Georgie was the kind of guy who would trap you in a tight bear hug whenever you saw him. He would give you a big, wet kiss and stand a little too close to your face and sincerely ask, “How ARE you?” He was so warm and friendly, it was almost like he was drunk, even though he was always sober. I felt so welcomed and cared about when I went there to visit. He and my aunt would sit down with us at the table and just talk for hours. They dropped everything when we were there, like they had nothing more important to do than just be with us and enjoy our company. I remember how he would always bring out his father’s violin and ask me to play it for him. I remember how hard he worked at his job as a Marine, and then a mechanic and going to college and being a dad. All of his professors said he would make an excellent teacher.
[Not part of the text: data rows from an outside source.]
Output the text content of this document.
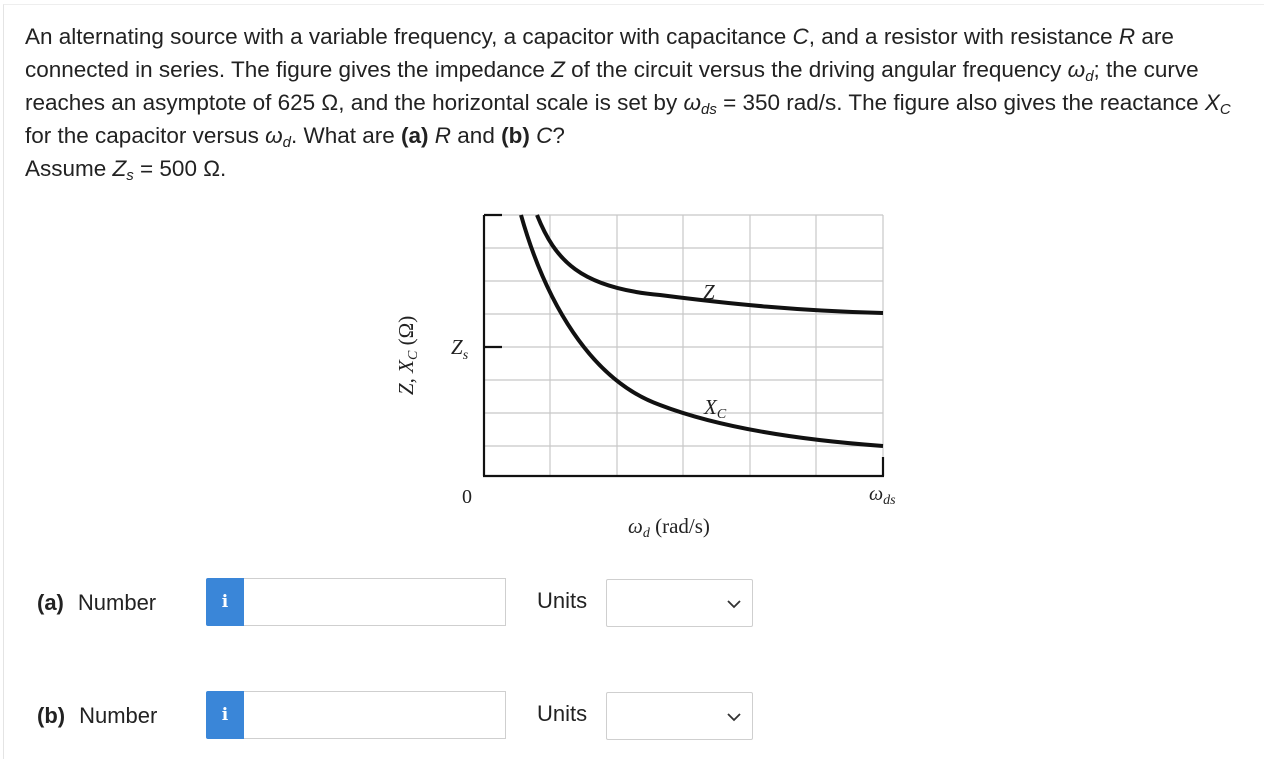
An alternating source with a variable frequency, a capacitor with capacitance C, and a resistor with resistance R are

connected in series. The figure gives the impedance Z of the circuit versus the driving angular frequency $\omega_d$; the curve

reaches an asymptote of 625 Ω, and the horizontal scale is set by $\omega_{ds} = 350$ rad/s. The figure also gives the reactance $X_C$

for the capacitor versus $\omega_d$. What are (a) R and (b) C?

Assume $Z_s = 500$ Ω.

Z
XC
$Z_s$
0	$\omega_{ds}$
ωd (rad/s)
Z, XC (Ω)
(a) Number	i	Units
(b) Number	i	Units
Georgie and his little boy, Trevor, lived with my aunt ever since the boy’s mom went into the psych hospital. Nothing made him happier than taking care of his son. They were always together. I know of so many other fathers who would have just shipped the child off to other relatives, in that situation. But he was determined to be a good dad and to raise his child by himself. He changed every diaper, fed him, and put him down for every nap. He had his own little system down, that he figured out by watching Trevor and attending to his needs. Georgie always had him in his arms whenever I saw them. Trevor is only 8 years old, but he is a good, happy boy.
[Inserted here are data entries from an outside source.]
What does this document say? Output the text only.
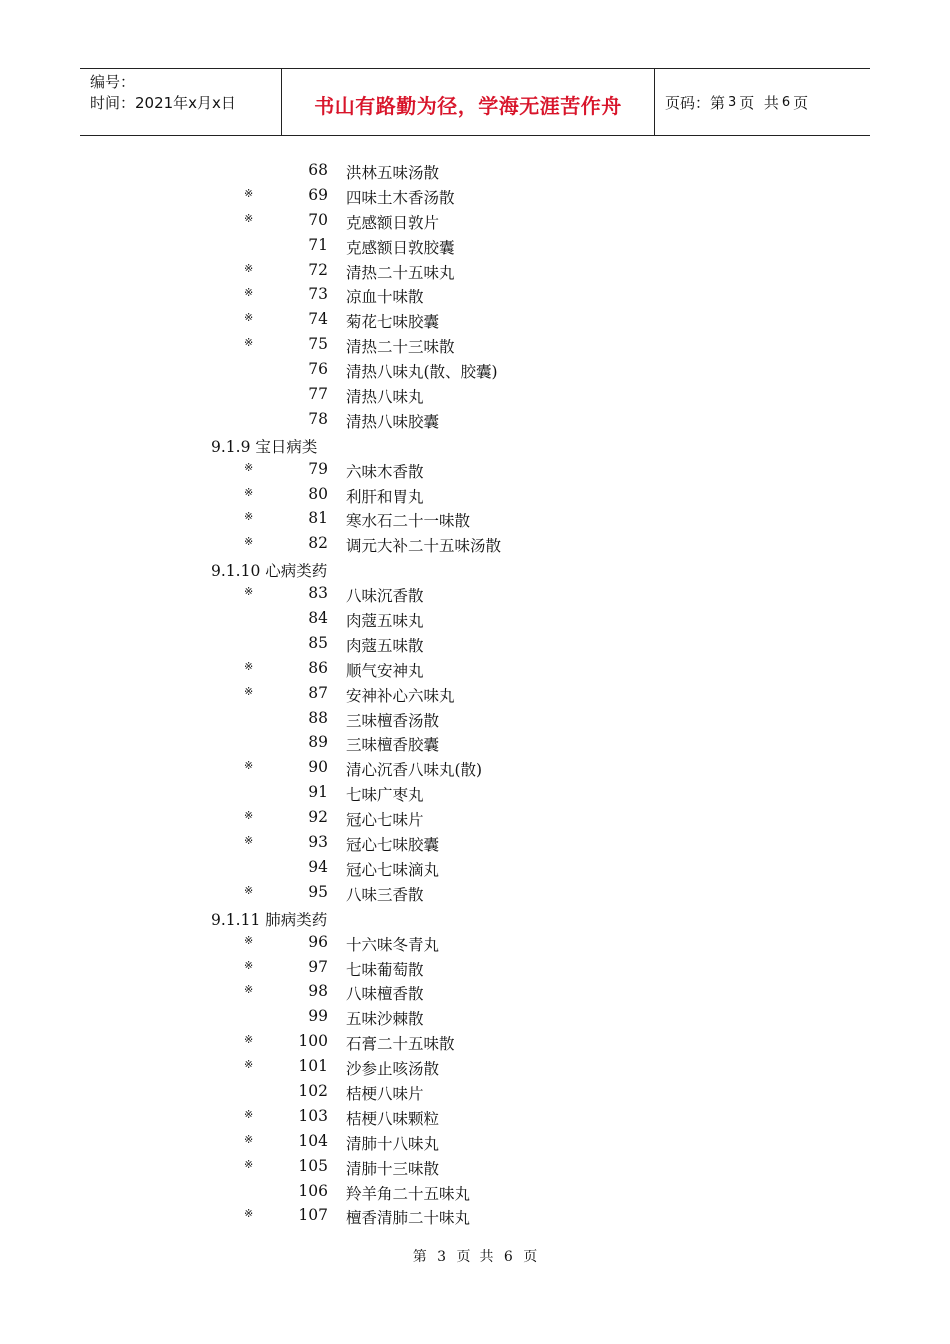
编号：
时间：2021年x月x日	书山有路勤为径，学海无涯苦作舟	页码：第 3 页  共 6 页
68 洪林五味汤散
※	69 四味土木香汤散
※	70 克感额日敦片
71 克感额日敦胶囊
※	72 清热二十五味丸
※	73 凉血十味散
※	74 菊花七味胶囊
※	75 清热二十三味散
76 清热八味丸(散、胶囊)
77 清热八味丸
78 清热八味胶囊
9.1.9 宝日病类
※	79 六味木香散
※	80 利肝和胃丸
※	81 寒水石二十一味散
※	82 调元大补二十五味汤散
9.1.10 心病类药
※	83 八味沉香散
84 肉蔻五味丸
85 肉蔻五味散
※	86 顺气安神丸
※	87 安神补心六味丸
88 三味檀香汤散
89 三味檀香胶囊
※	90 清心沉香八味丸(散)
91 七味广枣丸
※	92 冠心七味片
※	93 冠心七味胶囊
94 冠心七味滴丸
※	95 八味三香散
9.1.11 肺病类药
※	96 十六味冬青丸
※	97 七味葡萄散
※	98 八味檀香散
99 五味沙棘散
※	100 石膏二十五味散
※	101 沙参止咳汤散
102 桔梗八味片
※	103 桔梗八味颗粒
※	104 清肺十八味丸
※	105 清肺十三味散
106 羚羊角二十五味丸
※	107 檀香清肺二十味丸
第 3 页  共 6 页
What happens when a love that strong suddenly disappears from your life?

I remember how devastated I was when my grandmother died. She was the only one I could count on, in my family, and she said she would always be there for me until I didn’t need her anymore. She was like my own guardian angel. We were together so much, she called me her TAIL and would tell everyone, “I can’t go ANYWHERE without my tail.” She said it proudly, with a sly smirk. I knew she loved being with me. I loved being with her. She would hold me in a tight spoon while I went to sleep. She would listen to me read my own stories and she applauded loudly at all of my scratchy violin concerts. I would open my heart to her and tell her everything I felt and thought. When she died, I felt so betrayed. I still needed her, how could she leave me? She said she wouldn’t die until I was ready. How could I ever say goodbye to her? I was 19 when I had to let go of my angel. I can’t imagine being 8.

It seems so unfair that the world can just continue on when such beauty has been lost.